A Guangzhou-based businesswoman saw a decline in her trade from China this year. “We see a 20% reduction,” Angélica Villegas Botero, Managing Director of Investment Logistics Company, told CNN.
Villegas compared her usual 150 containers a year, with an estimated 130 for 2011.
Her core business is exporting shoes and apparel from Asia, mainly China, to her native Colombia. She also has operations throughout Latin America, from Mexico to Argentina.
A Latin American shipper is seeing a similar drop. “We usually expect increased Christmas shipments around mid-July,” Sebastián Santa Cruz, Director of the Chilean shipping company CCNI-Agunsa in Hong Kong, said.
While containers cross the Pacific from Chile laden with copper to meet burgeoning Chinese demand, they will more likely return empty when once had textiles, footwear and consumer electronics.
But this year’s peak shipping season from Asia to Latin America was only an unfulfilled promise. “We’ve seen our business decline,” Santa Cruz said.
Over half of CCNI-Agunsa’s business is shipping copper from the world’s largest exporter, Chile, to China. While the reference price for this metal slid around 20% since the beginning of the year, the shipper still sees growth.
Why? It appears Latin America is re-aiming north.
“I believe that the ups and downs in the economy, like the European debt crisis and weak demand in the U.S. have hit investors, importers,” Santa Cruz told CNN. “They are taking less risk, not increasing inventories [in Latin America] and just-in-time supplies become more relevant.”
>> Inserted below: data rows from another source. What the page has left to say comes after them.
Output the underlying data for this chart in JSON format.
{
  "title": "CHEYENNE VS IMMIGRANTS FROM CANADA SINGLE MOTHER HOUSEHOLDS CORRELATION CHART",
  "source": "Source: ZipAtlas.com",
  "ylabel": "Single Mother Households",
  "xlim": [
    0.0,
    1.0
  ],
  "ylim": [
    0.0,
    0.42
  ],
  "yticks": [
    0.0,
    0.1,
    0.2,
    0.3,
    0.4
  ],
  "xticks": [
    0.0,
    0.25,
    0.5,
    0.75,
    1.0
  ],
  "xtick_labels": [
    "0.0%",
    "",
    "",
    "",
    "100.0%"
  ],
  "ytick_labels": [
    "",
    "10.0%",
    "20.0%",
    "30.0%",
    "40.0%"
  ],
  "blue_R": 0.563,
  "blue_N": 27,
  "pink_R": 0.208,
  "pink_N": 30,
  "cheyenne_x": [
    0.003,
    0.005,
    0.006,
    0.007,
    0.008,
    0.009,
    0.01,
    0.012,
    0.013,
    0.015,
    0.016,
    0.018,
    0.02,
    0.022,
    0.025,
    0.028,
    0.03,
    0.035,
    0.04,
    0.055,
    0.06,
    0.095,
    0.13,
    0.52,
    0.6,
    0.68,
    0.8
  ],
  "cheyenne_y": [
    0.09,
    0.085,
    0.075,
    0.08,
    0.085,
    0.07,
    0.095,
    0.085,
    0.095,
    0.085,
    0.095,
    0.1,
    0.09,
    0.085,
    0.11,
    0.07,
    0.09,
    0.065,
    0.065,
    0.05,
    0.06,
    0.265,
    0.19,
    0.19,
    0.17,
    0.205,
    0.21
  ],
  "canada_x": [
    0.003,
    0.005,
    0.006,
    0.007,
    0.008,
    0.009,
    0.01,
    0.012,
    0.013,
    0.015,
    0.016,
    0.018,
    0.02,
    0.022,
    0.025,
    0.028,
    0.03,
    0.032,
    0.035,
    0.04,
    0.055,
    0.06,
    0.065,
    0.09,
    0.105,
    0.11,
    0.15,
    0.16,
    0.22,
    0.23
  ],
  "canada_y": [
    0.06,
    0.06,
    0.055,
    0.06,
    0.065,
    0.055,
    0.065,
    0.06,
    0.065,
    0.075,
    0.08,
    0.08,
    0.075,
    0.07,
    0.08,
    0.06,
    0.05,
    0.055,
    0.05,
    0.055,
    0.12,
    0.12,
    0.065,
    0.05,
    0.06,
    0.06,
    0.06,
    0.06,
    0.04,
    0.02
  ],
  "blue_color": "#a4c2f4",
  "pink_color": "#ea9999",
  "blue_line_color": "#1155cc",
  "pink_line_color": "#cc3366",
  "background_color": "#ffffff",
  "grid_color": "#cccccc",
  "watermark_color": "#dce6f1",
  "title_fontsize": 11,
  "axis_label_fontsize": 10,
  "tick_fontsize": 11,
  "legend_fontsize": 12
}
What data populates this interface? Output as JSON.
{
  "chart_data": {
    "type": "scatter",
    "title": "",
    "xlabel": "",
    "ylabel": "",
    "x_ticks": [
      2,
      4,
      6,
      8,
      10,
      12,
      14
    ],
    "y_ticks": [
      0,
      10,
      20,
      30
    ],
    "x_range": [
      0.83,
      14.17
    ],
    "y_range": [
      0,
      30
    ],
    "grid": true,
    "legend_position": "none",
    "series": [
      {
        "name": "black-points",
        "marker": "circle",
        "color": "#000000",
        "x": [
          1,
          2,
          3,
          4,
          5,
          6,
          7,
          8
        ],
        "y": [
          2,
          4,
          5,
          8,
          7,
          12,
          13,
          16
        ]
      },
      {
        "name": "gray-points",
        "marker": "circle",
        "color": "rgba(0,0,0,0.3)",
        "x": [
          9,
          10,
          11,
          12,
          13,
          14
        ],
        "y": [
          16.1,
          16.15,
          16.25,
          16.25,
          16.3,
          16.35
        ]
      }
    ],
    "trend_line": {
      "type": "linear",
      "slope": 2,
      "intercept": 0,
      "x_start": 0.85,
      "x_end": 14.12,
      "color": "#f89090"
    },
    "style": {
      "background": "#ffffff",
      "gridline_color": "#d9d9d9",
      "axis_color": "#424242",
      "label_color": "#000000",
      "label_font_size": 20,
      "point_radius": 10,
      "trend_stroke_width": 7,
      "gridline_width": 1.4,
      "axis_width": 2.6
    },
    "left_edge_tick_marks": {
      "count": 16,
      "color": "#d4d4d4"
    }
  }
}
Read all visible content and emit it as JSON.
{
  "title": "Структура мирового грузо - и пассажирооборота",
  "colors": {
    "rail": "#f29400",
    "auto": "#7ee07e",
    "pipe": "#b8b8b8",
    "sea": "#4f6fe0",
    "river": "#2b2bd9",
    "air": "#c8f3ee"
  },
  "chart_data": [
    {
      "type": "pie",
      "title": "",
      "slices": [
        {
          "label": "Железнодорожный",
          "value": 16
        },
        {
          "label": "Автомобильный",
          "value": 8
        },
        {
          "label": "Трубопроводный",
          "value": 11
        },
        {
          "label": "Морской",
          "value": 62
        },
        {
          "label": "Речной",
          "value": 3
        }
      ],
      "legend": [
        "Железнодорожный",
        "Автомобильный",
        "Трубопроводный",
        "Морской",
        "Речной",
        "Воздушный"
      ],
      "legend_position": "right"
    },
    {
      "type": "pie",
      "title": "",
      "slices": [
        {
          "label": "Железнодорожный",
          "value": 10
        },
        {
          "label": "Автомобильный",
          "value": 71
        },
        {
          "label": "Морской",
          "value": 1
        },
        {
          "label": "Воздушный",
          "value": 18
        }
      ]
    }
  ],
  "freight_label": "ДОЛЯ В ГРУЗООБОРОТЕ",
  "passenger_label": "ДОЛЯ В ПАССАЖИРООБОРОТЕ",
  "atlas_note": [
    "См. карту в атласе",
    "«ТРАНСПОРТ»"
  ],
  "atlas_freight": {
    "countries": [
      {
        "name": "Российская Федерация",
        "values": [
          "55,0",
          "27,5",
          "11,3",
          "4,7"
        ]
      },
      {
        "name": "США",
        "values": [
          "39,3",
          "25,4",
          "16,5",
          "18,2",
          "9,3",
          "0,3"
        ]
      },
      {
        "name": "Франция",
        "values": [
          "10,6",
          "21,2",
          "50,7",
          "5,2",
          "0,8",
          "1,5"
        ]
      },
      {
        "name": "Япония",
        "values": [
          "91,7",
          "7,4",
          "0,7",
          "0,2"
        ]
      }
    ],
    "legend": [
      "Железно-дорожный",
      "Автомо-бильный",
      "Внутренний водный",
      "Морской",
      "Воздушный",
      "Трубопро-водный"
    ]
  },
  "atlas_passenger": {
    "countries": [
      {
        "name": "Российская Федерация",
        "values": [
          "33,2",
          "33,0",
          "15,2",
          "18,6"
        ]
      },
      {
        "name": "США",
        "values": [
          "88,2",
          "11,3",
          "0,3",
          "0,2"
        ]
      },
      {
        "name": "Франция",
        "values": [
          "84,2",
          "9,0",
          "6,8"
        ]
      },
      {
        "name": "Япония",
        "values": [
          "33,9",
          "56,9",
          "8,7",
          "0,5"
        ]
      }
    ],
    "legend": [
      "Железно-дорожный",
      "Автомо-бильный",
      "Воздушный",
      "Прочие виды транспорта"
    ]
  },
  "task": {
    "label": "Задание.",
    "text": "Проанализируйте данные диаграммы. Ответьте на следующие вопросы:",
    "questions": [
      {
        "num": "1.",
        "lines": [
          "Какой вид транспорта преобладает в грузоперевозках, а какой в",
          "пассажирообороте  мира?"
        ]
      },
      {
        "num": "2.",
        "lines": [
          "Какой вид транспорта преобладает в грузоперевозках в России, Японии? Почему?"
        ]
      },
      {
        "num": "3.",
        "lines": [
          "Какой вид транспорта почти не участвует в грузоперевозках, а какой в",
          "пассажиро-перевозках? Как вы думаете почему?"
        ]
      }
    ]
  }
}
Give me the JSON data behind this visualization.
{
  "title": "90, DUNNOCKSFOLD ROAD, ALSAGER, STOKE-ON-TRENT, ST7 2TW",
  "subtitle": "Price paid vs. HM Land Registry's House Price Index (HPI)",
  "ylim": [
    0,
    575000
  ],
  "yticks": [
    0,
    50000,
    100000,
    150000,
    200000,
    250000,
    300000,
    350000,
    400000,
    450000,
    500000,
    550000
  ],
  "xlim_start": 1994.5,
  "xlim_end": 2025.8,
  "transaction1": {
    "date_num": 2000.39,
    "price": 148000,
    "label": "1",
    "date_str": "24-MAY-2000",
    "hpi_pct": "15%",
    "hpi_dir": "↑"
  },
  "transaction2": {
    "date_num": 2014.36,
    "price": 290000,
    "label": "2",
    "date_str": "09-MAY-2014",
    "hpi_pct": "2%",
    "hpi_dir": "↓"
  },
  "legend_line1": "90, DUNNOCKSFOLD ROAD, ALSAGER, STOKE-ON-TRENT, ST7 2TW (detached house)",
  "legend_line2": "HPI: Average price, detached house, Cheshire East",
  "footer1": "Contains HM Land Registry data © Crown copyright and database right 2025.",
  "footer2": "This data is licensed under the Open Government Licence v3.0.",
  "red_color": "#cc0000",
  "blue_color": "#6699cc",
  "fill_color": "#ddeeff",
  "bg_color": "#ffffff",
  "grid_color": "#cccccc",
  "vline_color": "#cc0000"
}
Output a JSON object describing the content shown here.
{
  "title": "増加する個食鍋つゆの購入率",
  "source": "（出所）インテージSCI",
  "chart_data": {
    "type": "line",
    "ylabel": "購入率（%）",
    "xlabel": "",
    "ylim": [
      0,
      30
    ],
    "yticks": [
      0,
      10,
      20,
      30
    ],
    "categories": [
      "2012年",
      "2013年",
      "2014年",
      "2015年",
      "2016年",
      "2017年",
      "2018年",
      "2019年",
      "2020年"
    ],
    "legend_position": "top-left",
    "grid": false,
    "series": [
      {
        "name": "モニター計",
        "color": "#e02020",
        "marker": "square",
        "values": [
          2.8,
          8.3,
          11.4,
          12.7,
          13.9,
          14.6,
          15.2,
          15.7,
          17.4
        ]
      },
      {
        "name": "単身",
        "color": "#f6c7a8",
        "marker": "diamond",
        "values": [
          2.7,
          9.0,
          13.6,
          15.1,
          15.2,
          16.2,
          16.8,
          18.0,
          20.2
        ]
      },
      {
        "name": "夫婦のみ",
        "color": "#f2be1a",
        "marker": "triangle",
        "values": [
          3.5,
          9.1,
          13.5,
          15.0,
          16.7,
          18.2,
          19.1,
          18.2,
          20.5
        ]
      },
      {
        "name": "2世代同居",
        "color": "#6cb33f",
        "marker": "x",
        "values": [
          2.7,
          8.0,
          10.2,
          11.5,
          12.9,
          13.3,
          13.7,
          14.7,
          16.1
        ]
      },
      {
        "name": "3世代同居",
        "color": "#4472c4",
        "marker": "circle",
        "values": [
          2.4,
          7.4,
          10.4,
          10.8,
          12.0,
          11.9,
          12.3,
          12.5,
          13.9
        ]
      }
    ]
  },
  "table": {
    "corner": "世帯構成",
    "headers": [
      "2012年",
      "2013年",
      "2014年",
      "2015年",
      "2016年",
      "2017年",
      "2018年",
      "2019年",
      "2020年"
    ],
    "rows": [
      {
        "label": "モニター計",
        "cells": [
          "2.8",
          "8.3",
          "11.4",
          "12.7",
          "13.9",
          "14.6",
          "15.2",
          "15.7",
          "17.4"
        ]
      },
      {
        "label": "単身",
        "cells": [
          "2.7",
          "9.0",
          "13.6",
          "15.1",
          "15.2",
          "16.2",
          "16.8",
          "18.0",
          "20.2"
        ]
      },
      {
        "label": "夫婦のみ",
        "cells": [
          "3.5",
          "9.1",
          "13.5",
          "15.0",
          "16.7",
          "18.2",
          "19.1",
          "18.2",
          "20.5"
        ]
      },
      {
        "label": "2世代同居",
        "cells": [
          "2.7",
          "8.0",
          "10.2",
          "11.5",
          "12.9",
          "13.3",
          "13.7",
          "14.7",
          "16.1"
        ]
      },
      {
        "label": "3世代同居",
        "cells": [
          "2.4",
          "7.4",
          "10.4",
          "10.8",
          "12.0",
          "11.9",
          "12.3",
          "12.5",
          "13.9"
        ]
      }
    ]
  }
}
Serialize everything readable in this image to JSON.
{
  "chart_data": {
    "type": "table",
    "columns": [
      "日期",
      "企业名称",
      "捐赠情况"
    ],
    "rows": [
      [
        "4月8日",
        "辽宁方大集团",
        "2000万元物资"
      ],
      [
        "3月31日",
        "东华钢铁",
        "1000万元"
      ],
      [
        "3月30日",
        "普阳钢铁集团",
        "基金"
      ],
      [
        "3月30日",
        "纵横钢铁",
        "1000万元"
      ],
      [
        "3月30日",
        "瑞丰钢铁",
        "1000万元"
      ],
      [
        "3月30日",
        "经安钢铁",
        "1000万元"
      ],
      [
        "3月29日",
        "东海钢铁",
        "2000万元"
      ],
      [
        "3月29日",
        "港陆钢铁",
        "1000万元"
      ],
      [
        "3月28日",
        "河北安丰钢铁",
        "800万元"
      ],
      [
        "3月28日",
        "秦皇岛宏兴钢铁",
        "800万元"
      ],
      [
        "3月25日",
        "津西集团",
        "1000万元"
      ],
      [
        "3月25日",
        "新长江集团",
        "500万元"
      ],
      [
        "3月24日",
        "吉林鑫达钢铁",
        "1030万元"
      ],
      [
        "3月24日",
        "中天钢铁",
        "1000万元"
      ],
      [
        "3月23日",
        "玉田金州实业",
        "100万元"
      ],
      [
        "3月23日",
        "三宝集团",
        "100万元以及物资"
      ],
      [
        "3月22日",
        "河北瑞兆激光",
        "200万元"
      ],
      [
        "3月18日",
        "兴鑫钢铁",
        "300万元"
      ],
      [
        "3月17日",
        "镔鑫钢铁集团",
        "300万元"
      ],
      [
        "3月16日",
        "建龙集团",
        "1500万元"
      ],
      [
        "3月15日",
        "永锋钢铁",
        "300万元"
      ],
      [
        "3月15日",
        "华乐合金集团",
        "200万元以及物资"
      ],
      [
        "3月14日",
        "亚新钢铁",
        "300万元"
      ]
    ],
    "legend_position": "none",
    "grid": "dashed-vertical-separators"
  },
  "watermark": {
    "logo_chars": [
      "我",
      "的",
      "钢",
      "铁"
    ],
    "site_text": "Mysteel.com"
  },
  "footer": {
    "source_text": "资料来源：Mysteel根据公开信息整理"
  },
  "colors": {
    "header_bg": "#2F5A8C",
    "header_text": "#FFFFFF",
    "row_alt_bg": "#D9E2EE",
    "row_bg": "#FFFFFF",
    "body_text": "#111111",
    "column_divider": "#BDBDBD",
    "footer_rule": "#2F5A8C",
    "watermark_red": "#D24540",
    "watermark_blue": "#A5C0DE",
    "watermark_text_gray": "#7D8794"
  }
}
Villegas agreed. Many of her clients preferred to pay for small air shipments delivered in a few days only, instead of going through the months-long process of procuring, shipping and processing full container loads from China.
When purchases have to be fast and low-risk, closer suppliers become more relevant.
Villegas said the U.S., Brazil and Mexico are stepping in to supply Latin American retailers during this slowdown in purchases from China.
So this year’s Christmas gifts in the region may, after a long break, be made in the U.S. again.